Hedge funds under scrutiny
Last year was good for hedge funds in terms of raising new money. Total assets managed by all funds reached an all-time high of $3.24trn (€2.85trn), according to Hedge Fund Research (HFR), up from a low of $1.4trn at the end of 2008. But at the same time the industry suffered its biggest annual loss since 2011, declining 4.1% on a fund-weighted basis, according to HFR. In other words, most hedge fund managers were not able to successfully navigate the market turbulence in the worst year for the S&P 500 since the financial crisis.
It was, indeed, the stock market crash of 2008 that led many US pension plans to attempt to outperform public stock and bond benchmarks by investing in alternatives and especially in hedge funds. But it did not go as planned, according to a new study ‘The Grand Experiment: The State and Municipal Pension Fund Diversification into Alternative Assets’ by Jeff Hooke and Ken Yook, researchers at the Johns Hopkins Carey Business School in Washington, DC (published in the autumn 2018 issue of the Journal of Investing). In fact, some pension consultants have started advising their clients to review hedge fund performances and possibly liquidate them.
In January, the $2.9bn San Joaquin County pension fund (SJCERA, based in Stockton, California) did just that. After reviewing its investment in Bridgewater’s Pure Alpha fund for more than a year, it pulled its entire $81m from it. Ray Dalio’s Bridgewater is the largest hedge fund firm in the world. It has $160bn under management and last year its flagship Pure Alpha fund gained 14.6%, but during the previous years it disappointed with mediocre performances.
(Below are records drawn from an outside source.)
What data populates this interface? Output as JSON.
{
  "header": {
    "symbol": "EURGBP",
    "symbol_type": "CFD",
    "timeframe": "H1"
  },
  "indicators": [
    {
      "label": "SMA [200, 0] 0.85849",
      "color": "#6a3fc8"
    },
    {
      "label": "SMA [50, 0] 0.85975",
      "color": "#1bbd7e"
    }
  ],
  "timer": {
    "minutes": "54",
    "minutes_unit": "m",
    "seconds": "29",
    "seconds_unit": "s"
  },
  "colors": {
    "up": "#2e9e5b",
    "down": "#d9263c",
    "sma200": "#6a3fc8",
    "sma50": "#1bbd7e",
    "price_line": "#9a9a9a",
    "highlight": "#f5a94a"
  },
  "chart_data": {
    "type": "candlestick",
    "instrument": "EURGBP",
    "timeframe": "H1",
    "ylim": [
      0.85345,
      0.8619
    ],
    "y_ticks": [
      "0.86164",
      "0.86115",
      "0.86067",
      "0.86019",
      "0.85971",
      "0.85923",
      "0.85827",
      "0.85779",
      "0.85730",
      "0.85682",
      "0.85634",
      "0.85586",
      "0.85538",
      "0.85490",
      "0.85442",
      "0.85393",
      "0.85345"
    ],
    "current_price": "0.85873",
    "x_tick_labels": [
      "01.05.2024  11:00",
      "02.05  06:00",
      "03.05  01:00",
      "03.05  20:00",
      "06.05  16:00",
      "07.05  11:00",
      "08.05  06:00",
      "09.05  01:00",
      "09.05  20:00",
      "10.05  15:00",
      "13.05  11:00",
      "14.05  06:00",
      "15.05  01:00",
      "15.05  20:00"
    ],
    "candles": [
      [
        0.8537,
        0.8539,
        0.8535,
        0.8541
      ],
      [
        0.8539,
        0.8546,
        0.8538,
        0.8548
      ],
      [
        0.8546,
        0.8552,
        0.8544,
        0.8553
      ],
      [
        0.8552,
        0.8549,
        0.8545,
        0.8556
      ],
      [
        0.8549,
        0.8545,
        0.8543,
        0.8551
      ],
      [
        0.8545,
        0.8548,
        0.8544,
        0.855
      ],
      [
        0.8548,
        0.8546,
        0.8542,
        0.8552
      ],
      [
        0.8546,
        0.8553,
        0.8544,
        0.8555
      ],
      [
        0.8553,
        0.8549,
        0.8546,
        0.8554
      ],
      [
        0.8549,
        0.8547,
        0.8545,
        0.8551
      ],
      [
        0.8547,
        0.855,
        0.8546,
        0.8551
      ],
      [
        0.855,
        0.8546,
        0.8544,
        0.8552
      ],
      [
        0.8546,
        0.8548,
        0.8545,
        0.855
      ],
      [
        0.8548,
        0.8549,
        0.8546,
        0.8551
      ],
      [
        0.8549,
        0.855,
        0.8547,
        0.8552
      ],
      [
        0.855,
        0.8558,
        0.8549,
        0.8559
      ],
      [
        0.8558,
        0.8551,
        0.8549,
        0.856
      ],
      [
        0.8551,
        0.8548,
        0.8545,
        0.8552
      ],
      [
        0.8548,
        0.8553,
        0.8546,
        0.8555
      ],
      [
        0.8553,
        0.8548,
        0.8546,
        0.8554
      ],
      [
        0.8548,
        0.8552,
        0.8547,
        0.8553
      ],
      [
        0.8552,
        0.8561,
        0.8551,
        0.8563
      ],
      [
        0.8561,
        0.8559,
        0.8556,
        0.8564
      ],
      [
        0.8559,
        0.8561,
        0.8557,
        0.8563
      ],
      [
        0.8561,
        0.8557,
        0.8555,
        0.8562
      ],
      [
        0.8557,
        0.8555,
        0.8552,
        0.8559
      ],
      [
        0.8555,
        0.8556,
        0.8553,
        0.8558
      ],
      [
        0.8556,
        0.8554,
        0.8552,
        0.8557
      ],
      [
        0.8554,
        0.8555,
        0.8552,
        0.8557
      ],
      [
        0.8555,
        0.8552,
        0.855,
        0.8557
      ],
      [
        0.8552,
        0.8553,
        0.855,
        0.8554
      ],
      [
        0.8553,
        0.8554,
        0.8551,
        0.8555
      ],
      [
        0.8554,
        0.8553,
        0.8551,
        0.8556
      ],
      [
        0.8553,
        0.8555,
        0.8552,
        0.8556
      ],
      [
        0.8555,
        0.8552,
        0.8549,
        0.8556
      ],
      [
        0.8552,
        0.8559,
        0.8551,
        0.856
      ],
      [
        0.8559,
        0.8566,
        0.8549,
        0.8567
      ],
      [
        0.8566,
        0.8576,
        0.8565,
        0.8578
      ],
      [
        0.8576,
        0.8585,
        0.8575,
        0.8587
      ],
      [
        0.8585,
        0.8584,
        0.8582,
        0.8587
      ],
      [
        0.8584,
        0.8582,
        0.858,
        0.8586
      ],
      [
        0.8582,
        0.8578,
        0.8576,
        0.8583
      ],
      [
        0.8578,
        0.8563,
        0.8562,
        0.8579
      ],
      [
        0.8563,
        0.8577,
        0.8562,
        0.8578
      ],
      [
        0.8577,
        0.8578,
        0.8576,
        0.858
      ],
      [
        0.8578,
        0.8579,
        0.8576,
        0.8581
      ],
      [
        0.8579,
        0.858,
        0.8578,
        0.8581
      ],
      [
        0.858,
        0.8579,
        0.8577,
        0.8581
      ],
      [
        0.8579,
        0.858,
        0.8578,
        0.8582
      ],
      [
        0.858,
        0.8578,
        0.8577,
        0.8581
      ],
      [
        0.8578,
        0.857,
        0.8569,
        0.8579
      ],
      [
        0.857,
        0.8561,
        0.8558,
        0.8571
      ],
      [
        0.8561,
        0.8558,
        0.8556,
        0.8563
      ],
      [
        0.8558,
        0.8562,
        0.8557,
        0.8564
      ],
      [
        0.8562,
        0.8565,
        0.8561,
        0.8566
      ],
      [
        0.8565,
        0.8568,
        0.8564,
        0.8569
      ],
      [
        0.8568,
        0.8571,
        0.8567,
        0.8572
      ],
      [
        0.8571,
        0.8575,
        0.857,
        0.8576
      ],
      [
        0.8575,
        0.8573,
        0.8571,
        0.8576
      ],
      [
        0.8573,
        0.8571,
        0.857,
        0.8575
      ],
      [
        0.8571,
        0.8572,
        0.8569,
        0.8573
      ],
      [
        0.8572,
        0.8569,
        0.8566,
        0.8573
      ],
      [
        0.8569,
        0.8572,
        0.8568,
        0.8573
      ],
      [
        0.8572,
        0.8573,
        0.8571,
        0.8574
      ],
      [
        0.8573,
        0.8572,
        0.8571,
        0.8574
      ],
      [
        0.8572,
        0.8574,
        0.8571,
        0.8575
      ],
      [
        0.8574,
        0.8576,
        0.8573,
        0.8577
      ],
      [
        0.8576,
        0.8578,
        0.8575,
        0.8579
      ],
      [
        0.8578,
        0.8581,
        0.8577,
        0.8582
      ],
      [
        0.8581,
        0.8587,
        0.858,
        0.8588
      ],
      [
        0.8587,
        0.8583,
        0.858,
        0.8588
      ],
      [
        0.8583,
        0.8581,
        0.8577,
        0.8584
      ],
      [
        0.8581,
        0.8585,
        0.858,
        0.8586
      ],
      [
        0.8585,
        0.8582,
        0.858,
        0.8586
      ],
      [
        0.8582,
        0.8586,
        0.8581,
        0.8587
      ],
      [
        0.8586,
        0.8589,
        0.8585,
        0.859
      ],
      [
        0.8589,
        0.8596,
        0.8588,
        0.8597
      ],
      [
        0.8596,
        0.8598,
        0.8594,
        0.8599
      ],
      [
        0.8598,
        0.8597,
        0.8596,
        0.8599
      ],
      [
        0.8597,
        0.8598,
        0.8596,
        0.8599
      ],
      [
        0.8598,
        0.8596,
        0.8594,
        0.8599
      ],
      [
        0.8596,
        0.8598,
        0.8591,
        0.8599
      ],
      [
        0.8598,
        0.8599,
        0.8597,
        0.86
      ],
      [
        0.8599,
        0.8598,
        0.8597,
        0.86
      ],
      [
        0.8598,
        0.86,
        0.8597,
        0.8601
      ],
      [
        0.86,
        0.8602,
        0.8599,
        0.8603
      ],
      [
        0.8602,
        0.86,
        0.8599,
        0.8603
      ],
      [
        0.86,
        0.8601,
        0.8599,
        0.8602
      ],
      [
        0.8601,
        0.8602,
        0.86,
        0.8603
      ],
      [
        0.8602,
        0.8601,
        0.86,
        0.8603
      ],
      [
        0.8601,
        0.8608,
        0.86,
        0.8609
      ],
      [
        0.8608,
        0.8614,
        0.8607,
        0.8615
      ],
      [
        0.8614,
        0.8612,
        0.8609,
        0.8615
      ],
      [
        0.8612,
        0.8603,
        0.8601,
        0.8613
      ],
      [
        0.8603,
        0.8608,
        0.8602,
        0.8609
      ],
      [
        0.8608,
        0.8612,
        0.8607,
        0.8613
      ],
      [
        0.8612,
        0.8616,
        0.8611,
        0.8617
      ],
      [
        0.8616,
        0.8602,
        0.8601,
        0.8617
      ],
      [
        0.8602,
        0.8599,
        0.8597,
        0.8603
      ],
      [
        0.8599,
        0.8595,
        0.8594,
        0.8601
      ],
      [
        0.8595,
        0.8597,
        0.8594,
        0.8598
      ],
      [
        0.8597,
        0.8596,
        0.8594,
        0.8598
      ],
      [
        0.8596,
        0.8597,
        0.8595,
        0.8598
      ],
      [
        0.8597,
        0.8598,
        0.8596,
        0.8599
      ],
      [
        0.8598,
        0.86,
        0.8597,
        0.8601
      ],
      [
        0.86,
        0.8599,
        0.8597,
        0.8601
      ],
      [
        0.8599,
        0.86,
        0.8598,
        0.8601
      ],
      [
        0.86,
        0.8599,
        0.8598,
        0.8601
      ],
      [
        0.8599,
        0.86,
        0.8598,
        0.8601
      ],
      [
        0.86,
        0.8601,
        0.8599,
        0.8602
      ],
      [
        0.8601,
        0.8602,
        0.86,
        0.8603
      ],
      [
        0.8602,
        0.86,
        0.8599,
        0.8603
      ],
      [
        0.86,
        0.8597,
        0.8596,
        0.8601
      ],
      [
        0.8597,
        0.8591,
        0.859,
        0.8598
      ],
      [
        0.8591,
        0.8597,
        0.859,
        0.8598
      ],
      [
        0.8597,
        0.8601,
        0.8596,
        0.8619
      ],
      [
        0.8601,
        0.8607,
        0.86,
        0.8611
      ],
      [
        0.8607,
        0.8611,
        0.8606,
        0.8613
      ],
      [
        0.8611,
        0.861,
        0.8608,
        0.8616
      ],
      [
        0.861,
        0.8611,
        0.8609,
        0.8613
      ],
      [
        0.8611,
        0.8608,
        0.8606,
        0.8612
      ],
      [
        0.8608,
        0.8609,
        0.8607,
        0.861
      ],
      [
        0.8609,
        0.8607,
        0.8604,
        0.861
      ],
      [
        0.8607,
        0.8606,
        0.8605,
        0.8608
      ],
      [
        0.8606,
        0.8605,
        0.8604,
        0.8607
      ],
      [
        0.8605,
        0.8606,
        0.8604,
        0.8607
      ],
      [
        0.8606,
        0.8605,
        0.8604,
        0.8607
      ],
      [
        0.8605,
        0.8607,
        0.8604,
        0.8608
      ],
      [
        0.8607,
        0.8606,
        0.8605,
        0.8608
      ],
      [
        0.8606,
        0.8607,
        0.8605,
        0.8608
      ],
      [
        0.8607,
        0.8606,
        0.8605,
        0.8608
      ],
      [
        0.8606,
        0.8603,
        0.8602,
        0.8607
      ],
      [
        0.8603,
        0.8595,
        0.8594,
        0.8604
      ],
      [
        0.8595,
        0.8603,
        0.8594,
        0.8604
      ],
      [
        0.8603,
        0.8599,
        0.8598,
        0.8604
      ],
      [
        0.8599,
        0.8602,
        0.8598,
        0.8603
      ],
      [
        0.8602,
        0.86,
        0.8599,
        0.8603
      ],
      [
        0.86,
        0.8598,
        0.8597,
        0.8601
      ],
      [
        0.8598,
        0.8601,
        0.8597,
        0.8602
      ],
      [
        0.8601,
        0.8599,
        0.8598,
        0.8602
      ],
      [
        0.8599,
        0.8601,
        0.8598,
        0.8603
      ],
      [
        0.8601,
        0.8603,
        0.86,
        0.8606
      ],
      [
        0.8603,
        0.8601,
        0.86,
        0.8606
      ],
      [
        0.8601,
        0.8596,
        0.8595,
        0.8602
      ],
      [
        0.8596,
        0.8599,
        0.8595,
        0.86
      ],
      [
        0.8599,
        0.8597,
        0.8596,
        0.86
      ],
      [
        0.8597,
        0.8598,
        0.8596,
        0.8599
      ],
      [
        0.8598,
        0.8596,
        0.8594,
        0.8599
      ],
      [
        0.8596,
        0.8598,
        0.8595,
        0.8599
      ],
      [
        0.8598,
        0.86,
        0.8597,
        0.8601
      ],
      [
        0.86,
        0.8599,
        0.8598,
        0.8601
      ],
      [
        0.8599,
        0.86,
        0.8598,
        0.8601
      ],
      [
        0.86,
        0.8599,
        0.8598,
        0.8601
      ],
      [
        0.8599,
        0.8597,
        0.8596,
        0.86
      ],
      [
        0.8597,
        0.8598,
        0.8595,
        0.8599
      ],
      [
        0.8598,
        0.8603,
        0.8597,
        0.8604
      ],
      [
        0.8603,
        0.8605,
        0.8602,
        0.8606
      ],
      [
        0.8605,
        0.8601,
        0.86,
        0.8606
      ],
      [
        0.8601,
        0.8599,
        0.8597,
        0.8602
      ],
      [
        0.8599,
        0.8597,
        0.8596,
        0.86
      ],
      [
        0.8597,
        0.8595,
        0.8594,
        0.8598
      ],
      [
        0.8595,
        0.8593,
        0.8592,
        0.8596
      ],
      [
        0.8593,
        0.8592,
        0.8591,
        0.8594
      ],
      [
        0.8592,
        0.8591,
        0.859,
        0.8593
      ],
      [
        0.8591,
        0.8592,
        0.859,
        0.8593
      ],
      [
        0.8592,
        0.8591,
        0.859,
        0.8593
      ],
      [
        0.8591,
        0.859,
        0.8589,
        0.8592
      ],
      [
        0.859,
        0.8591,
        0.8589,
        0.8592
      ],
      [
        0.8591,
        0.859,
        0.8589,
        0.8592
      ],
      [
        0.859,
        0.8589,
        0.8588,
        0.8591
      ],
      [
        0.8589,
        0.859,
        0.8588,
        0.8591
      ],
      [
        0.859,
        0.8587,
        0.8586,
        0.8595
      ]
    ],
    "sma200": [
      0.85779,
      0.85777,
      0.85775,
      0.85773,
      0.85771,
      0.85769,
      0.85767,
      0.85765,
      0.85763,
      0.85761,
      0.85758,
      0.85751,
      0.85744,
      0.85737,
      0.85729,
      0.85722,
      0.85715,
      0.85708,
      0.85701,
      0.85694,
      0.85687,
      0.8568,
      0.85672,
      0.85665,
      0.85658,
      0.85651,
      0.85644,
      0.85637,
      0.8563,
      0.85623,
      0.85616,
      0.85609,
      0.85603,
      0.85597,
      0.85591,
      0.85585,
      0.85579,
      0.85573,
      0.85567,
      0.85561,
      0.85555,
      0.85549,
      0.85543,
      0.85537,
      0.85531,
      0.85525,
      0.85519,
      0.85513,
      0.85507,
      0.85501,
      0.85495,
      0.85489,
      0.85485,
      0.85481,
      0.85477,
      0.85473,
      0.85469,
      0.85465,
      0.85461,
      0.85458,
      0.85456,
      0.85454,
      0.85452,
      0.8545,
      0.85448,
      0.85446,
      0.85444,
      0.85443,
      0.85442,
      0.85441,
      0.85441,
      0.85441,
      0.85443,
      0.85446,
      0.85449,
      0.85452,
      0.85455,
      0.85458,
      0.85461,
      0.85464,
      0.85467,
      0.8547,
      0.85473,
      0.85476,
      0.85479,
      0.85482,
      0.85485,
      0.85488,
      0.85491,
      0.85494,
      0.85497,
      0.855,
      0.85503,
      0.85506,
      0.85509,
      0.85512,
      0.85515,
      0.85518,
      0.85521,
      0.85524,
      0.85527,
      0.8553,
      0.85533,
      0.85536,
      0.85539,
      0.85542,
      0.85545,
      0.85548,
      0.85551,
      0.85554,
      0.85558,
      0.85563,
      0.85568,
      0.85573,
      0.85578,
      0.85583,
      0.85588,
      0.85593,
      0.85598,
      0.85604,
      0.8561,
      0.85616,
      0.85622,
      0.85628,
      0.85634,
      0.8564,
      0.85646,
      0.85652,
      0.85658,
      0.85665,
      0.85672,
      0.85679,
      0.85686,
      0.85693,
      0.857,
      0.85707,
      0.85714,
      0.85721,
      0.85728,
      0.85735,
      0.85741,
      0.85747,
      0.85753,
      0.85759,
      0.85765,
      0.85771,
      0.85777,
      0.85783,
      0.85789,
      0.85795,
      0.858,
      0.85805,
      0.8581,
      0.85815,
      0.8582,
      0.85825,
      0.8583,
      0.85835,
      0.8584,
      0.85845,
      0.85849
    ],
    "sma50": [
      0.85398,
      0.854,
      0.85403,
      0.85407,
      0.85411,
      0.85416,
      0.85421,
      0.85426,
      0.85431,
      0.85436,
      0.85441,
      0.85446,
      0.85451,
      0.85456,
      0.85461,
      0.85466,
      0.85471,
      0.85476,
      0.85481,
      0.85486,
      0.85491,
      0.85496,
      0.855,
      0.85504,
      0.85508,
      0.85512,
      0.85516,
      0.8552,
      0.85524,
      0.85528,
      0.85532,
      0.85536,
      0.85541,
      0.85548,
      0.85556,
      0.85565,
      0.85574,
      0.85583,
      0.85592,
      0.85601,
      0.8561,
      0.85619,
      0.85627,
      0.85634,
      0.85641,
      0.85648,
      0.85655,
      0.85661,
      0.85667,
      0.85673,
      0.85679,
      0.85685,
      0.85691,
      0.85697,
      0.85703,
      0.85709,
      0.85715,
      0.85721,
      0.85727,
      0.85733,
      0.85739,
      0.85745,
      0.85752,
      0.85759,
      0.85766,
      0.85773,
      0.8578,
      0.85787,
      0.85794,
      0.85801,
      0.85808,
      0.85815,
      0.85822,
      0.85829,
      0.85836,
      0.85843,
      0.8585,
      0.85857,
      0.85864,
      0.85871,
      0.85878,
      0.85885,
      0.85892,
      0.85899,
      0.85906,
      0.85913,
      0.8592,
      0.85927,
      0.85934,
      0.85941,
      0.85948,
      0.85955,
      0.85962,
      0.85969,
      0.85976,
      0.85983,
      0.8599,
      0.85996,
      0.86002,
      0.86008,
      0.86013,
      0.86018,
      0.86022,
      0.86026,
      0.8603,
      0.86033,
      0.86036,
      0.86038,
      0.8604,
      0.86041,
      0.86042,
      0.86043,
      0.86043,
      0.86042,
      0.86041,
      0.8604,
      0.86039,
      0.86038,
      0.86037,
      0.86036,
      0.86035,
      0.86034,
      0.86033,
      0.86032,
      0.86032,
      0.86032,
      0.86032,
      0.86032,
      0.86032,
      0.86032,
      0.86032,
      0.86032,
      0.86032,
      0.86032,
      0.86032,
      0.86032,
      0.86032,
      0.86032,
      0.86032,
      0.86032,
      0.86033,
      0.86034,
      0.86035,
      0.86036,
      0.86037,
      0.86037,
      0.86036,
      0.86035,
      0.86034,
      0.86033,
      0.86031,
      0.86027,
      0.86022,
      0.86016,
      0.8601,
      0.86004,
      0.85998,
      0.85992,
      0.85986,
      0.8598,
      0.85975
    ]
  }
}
Even with its 2018 strong performance, Bridgewater made just 4.1% annualised net of fees for SJCERA in the five years ending November 2018, trailing its 5% target for that investment, according to Bloomberg.
The San Joaquin County pension fund is small but its pension consultant is big – Pension Consulting Alliance (PCA). According to a press release, PCA has “non-discretionary consulting relationships representing more than $1.4trn in institutional investor assets”. The consultant has agreed to join forces with Meketa Investment Group and the integration is expected to happen in the first half of 2019. It was PCA that first recommended putting Bridgewater under review in November 2017. So Bridgewater may fear that PCA will give the same advice to other larger pension funds.
Under scrutiny are all hedge funds’ performances and fees. “Their managers sold the idea of ‘absolute returns – that is, to achieve three percentage points above T-bonds each year, no matter what happens to financial markets, but the reality is that their performances go up and down like the stock market,” says researcher Hooke. “Over the 20-year period 1996 to 2016, state pension plan allocations to hedge funds increased from zero to 6%, and to private equity from just 3% to 11%. But at the same time, an index fund invested 60% in equities and 40% in bonds has beaten all the state pension funds’ portfolios.”
Hooke’s punchline: “You don’t need complex sophisticated and costly funds. Warren Buffett has said so many times, we have proved it academically with research that has been peer-reviewed.” People running pension funds do not like hearing that, according to Hooke. “They don’t want to show that all their efforts generate no good returns. Basically, they don’t want to lose their job,” he says.
Hooke’s research has not changed most consultants’ attitude towards alternative investments. “We continue to support allocations to hedge funds and other alternatives, as they are a source for diversifying return streams and alpha,” says Jon Pliner, senior director, investments and US head of delegated portfolio management at Willis Towers Watson. “In general, hedge fund performance has disappointed in the recovery since the global financial crisis. However, we remain committed to our approach to hedge fund investment which prioritises differentiation and specialisation, low equity and credit beta and value for money in addition to skill. In our view, many portfolios would benefit from exposure to these types of investments, allowing them to reach their return objectives, while mitigating drawdowns in potential market downturns.”
Don Steinbrugge, managing partner at Agecroft Partners, a consulting firm with a focus on hedge funds, does not see a trend of pension funds leaving hedge funds. “We meet many of their managers,” he says. “They may be disappointed by hedge funds’ performance but they are also upset with the bonds market, equity valuations, and so on.”
Steinbrugge also disagrees with critics who claim that unfunded pension liabilities are the result of investing in alternative investments. “It is not supported by the facts,” he says. “The main reasons public pension funds are underfunded regard annual contributions, discount rate, appropriate structure, and politics.”